Come si trasforma la Festa di San Valentino, festa degli innamorati che deriva dai “lupercalia” romani dedicati ai riti della fertilità? Negli scorsi anni la giornata si trascinava stancamente in ludi consumistici di coppia ma ora la giornata sembra essere diventata un doppione dell’8 marzo e vive un effervescente protagonismo femminile. Non solo perché le ragazze se ne vanno a festeggiare in gruppo snobbando i partner ma anche perché, almeno quest’anno, la ricorrenza viene dedicata alla riflessione sulla violenza contro le donne. Così oggi, giorno funestato dalla notizia dell’atleta paraolimpico Oscar Pistorius che ha ucciso la fidanzata, la modella Reeva Steenkamp (secondo le prime voci perché l’avrebbe scambiata per un ladro), si svolgerà il flash mob globale di “One Billion Rising” per protestare contro le prevaricazioni subite dalle donne. Il brano scelto per l’evento è “Break the chain” (“Spezza la catena”), inno contro abusi, stupri e incesti. Tutti a ballare in piazza dopo aver “provato” la coreografia grazie a Youtube e rigorosamente vestiti di nero o di rosso.
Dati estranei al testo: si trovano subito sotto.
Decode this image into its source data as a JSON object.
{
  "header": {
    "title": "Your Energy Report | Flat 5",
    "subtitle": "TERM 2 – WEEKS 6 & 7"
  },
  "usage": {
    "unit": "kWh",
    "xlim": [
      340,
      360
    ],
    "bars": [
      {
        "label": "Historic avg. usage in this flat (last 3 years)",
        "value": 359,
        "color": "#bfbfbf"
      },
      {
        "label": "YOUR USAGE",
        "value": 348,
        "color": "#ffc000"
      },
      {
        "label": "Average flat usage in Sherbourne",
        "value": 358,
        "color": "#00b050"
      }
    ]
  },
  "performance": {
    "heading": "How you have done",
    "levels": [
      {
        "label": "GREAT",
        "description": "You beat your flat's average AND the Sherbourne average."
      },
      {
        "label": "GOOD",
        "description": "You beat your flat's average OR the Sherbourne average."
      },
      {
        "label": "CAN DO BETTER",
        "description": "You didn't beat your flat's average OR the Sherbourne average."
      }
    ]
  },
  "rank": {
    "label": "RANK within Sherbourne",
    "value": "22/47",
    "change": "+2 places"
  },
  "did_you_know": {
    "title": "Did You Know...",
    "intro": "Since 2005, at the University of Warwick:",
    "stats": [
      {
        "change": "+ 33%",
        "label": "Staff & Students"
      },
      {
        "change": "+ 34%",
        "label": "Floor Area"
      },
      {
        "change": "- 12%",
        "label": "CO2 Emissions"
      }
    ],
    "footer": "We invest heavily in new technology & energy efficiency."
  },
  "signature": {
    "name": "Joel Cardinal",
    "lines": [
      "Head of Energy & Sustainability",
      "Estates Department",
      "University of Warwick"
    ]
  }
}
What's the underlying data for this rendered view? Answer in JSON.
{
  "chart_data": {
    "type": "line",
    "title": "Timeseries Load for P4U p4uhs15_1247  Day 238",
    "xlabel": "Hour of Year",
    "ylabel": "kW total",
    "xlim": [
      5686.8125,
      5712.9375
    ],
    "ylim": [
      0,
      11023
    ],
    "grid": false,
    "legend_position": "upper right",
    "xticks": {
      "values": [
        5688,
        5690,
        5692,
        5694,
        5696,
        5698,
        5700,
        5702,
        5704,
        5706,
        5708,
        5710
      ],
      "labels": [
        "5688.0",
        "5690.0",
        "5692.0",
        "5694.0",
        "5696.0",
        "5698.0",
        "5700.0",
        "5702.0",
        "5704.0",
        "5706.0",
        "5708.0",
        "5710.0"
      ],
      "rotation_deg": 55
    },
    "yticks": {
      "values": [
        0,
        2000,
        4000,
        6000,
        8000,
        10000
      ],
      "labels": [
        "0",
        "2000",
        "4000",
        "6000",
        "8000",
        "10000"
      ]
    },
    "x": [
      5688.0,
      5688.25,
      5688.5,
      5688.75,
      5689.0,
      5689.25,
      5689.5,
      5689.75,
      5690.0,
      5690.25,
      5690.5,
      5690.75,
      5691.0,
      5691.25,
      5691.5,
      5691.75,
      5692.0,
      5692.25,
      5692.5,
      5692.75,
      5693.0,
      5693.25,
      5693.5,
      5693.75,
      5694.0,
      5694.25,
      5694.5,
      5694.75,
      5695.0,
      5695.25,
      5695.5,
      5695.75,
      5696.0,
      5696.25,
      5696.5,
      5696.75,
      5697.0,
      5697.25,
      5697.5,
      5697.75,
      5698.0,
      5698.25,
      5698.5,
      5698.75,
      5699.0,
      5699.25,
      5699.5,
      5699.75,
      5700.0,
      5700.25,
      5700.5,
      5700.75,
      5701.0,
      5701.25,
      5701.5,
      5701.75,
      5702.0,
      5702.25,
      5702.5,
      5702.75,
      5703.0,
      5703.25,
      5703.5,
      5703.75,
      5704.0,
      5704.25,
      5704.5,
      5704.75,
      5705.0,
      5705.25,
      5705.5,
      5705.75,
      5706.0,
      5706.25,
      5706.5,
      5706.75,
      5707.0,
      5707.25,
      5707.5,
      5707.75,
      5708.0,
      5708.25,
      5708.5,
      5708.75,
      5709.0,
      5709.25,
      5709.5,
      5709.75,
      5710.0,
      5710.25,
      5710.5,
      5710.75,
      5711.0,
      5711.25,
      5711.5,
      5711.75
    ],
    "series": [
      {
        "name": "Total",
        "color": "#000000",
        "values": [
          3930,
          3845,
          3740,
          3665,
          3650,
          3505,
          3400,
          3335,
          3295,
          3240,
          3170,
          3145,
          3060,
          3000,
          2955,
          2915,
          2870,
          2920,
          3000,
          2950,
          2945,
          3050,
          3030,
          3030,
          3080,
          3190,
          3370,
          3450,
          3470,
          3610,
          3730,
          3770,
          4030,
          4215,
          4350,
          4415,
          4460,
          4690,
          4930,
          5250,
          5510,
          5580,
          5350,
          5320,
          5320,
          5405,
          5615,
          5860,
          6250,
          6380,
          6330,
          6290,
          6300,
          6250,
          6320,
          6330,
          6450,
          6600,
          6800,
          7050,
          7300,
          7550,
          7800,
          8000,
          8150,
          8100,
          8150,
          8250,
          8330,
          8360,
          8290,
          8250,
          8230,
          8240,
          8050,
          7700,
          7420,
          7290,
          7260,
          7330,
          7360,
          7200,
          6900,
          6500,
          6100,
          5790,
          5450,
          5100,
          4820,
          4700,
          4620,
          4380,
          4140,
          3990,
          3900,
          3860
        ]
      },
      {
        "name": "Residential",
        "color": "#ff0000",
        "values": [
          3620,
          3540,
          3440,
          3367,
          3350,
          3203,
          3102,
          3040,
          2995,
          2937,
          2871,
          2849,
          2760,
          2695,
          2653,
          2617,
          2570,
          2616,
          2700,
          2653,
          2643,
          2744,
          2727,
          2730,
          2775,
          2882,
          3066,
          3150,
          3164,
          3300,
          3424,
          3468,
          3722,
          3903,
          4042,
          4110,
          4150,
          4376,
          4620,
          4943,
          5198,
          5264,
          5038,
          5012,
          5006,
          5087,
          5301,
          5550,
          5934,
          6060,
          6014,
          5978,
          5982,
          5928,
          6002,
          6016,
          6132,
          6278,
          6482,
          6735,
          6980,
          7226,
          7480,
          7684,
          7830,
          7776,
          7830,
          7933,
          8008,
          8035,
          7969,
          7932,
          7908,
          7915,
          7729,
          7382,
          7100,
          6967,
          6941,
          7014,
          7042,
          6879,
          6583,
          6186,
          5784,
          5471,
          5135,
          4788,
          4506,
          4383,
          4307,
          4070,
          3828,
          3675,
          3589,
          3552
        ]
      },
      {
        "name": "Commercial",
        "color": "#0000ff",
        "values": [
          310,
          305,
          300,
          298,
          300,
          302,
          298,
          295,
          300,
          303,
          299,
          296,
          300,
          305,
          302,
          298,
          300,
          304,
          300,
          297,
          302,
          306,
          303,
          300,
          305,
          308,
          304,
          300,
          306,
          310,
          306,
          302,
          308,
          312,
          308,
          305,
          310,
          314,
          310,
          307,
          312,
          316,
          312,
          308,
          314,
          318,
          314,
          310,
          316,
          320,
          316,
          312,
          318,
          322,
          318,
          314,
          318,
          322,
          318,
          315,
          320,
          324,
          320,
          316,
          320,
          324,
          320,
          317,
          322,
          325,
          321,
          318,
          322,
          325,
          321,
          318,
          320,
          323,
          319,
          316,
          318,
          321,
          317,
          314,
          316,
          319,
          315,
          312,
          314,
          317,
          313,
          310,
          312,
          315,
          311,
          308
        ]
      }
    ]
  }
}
Appuntamenti in tutte le città italiane (tre a Roma: in piazza del Popolo alle 14,30; piazza di Spagna alle 16,00; sotto l’arco di Costantino alle 16,45). L’ultimo flash mob a piazza del Popolo, quello che riproduceva il rap del Ganganm Style, attirò 30 mila persone.  Ed ecco che le coppiette vengono defraudate dal loro post d’onore nella giornata di San Valentino per lasciare il palcoscenico al ballo di gruppo. Tutti insieme appassionatamente, per divertirsi ma anche per una causa che merita attenzione e impegno.